Martina Navratilova remains a huge inspiration...
Absolutely... I met Martina as I was heading to the locker room... We hugged and both of us were in tears... I recalled what she’d told me at Wimbledon, after Radek and I lost in the semi-final.
What did Martina say then?
That the tough times build character... That it’s essential to find solutions... That life cannot but be a roller coaster... Basically, that I should keep at it. I have.
You underplayed your own role in Sunday’s success... Thanking Radek profusely and dedicating the win to Leach’s father...
But that’s me. It’s important to have a good team.

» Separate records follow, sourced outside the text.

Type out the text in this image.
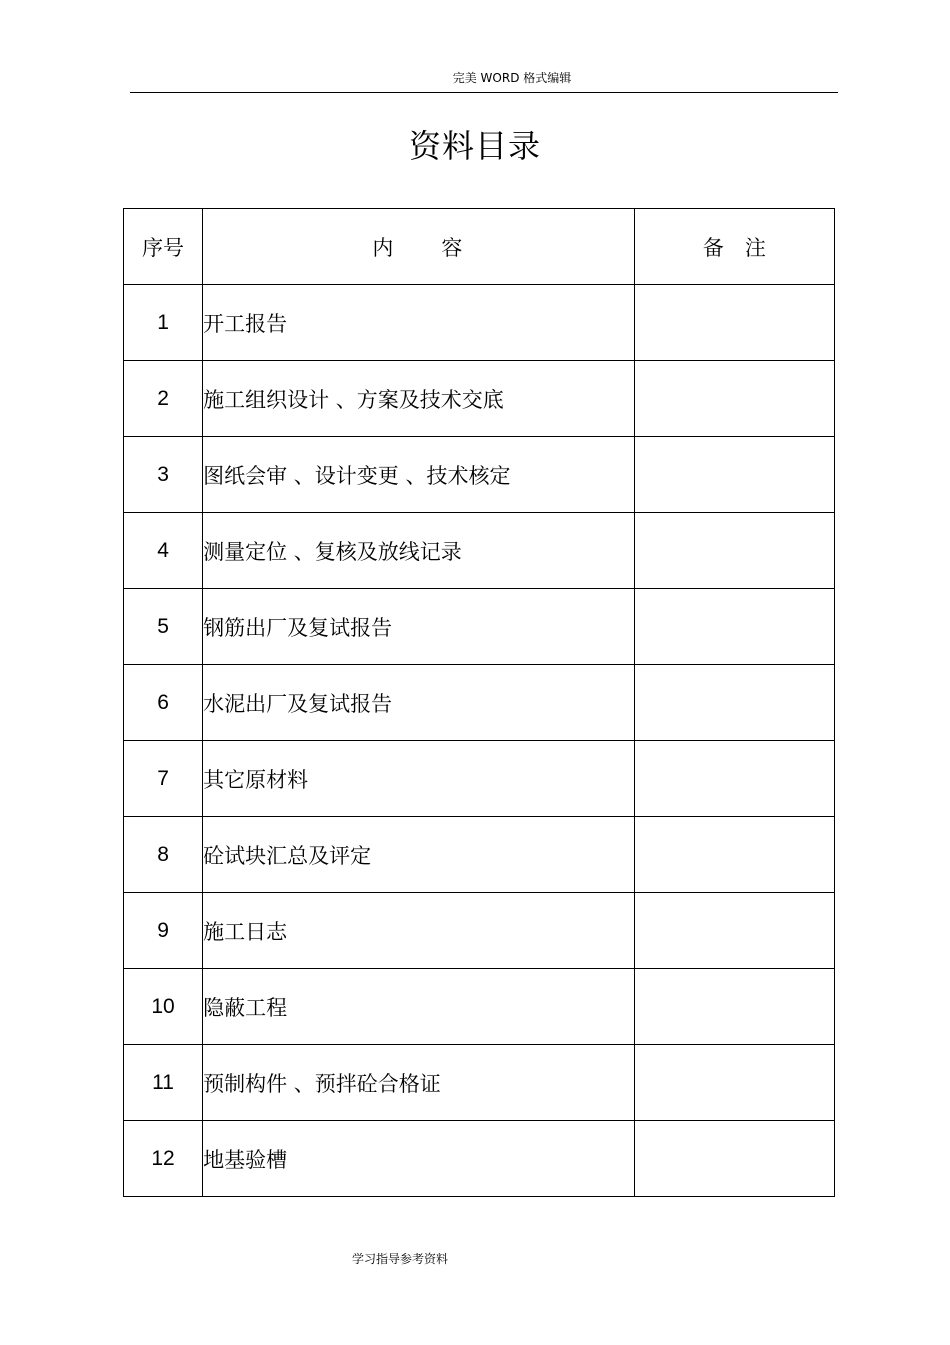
完美 WORD 格式编辑
资料目录
序号	内　　容	备　注
1	开工报告	
2	施工组织设计 、方案及技术交底	
3	图纸会审 、设计变更 、技术核定	
4	测量定位 、复核及放线记录	
5	钢筋出厂及复试报告	
6	水泥出厂及复试报告	
7	其它原材料	
8	砼试块汇总及评定	
9	施工日志	
10	隐蔽工程	
11	预制构件 、预拌砼合格证	
12	地基验槽	
学习指导参考资料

Given the praise you showered on Radek and the Czech Republic, an honorary citizenship could soon be on the way. Your thoughts?
(Laughs) You’re being humorous.
Of late, you’ve practised with Novak Djokovic, the world No.1 in singles. Has there been something to learn?

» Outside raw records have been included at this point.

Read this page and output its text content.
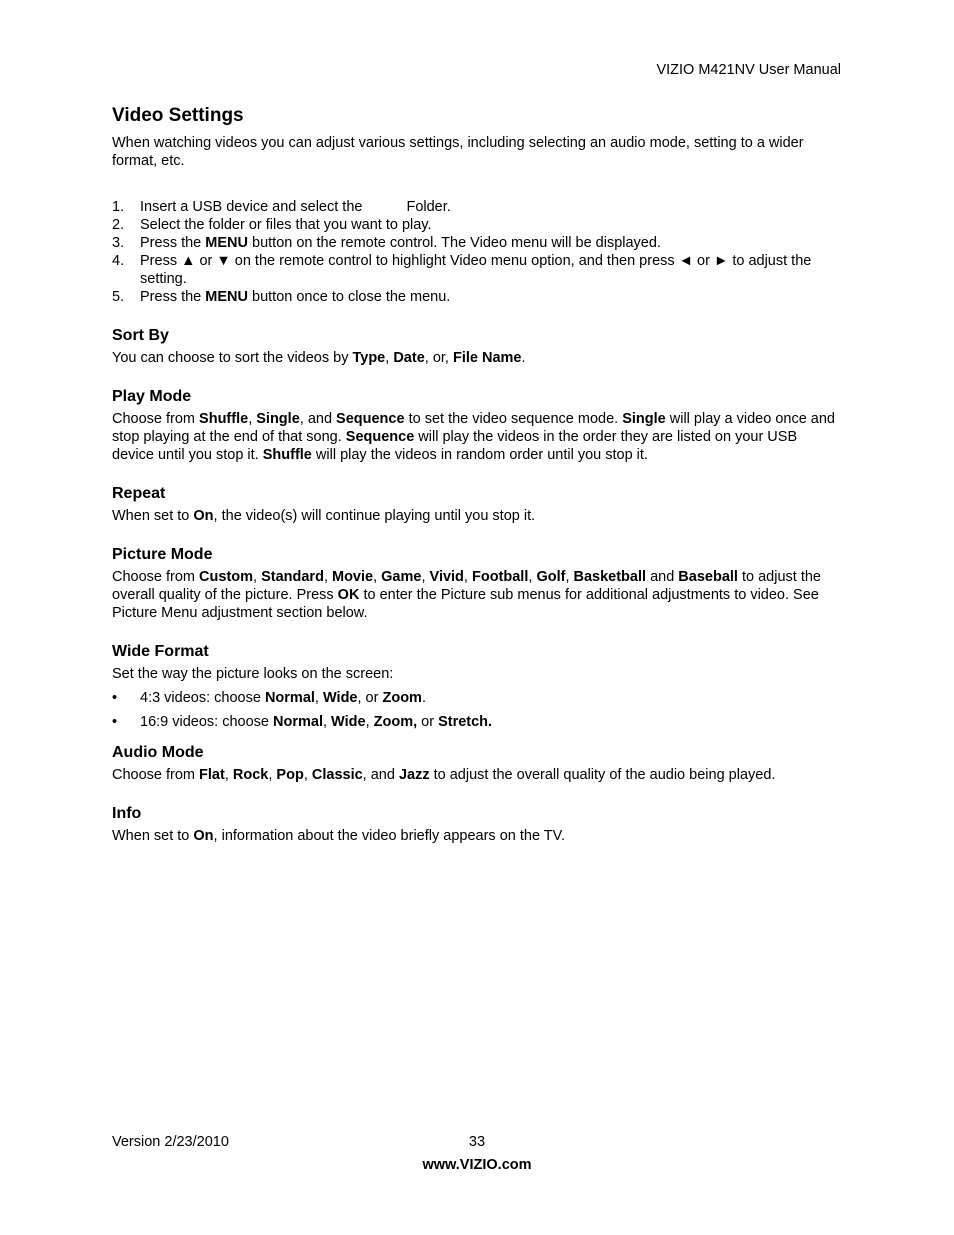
VIZIO M421NV User Manual
Video Settings

When watching videos you can adjust various settings, including selecting an audio mode, setting to a wider format, etc.

1. Insert a USB device and select the	Folder.
2. Select the folder or files that you want to play.
3. Press the MENU button on the remote control. The Video menu will be displayed.
4. Press ▲ or ▼ on the remote control to highlight Video menu option, and then press ◄ or ► to adjust the setting.
5. Press the MENU button once to close the menu.
Sort By

You can choose to sort the videos by Type, Date, or, File Name.

Play Mode

Choose from Shuffle, Single, and Sequence to set the video sequence mode. Single will play a video once and stop playing at the end of that song. Sequence will play the videos in the order they are listed on your USB device until you stop it. Shuffle will play the videos in random order until you stop it.

Repeat

When set to On, the video(s) will continue playing until you stop it.

Picture Mode

Choose from Custom, Standard, Movie, Game, Vivid, Football, Golf, Basketball and Baseball to adjust the overall quality of the picture. Press OK to enter the Picture sub menus for additional adjustments to video. See Picture Menu adjustment section below.

Wide Format

Set the way the picture looks on the screen:

• 4:3 videos: choose Normal, Wide, or Zoom.
• 16:9 videos: choose Normal, Wide, Zoom, or Stretch.
Audio Mode

Choose from Flat, Rock, Pop, Classic, and Jazz to adjust the overall quality of the audio being played.

Info

When set to On, information about the video briefly appears on the TV.

Version 2/23/2010	33
www.VIZIO.com
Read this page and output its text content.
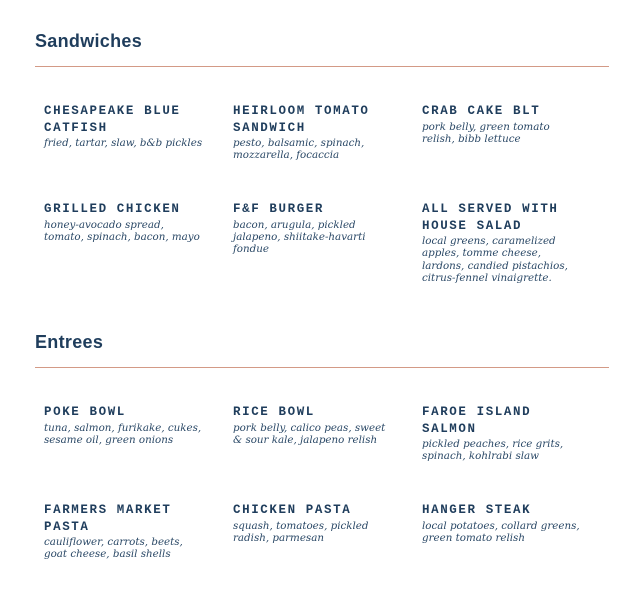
Sandwiches
CHESAPEAKE BLUE CATFISH
fried, tartar, slaw, b&b pickles
HEIRLOOM TOMATO SANDWICH
pesto, balsamic, spinach, mozzarella, focaccia
CRAB CAKE BLT
pork belly, green tomato relish, bibb lettuce
GRILLED CHICKEN
honey-avocado spread, tomato, spinach, bacon, mayo
F&F BURGER
bacon, arugula, pickled jalapeno, shiitake-havarti fondue
ALL SERVED WITH HOUSE SALAD
local greens, caramelized apples, tomme cheese, lardons, candied pistachios, citrus-fennel vinaigrette.
Entrees
POKE BOWL
tuna, salmon, furikake, cukes, sesame oil, green onions
RICE BOWL
pork belly, calico peas, sweet & sour kale, jalapeno relish
FAROE ISLAND SALMON
pickled peaches, rice grits, spinach, kohlrabi slaw
FARMERS MARKET PASTA
cauliflower, carrots, beets, goat cheese, basil shells
CHICKEN PASTA
squash, tomatoes, pickled radish, parmesan
HANGER STEAK
local potatoes, collard greens, green tomato relish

I have... Novak’s such a good mover on court. I’ve been learning by talking to him and, obviously, by watching him play... We’ve talked about balance and the transfer of body weight... That Novak has taught me a trick while returning serve is a bonus.
What’s special about the No.1?
Novak is the quintessential professional and, believe me, he has an amazing brain.
The final one... Are we close to the end of Roger Federer’s phenomenal innings on court?
Roger’s probably the greatest... You only have to look at his record (17 Grand Slam titles)... I’d love to see him win another Grand Slam, but I get the impression that the passion and desire have got a little diluted. To win again, Roger will have to work really hard. In singles, especially, you’ve got to put in a lot.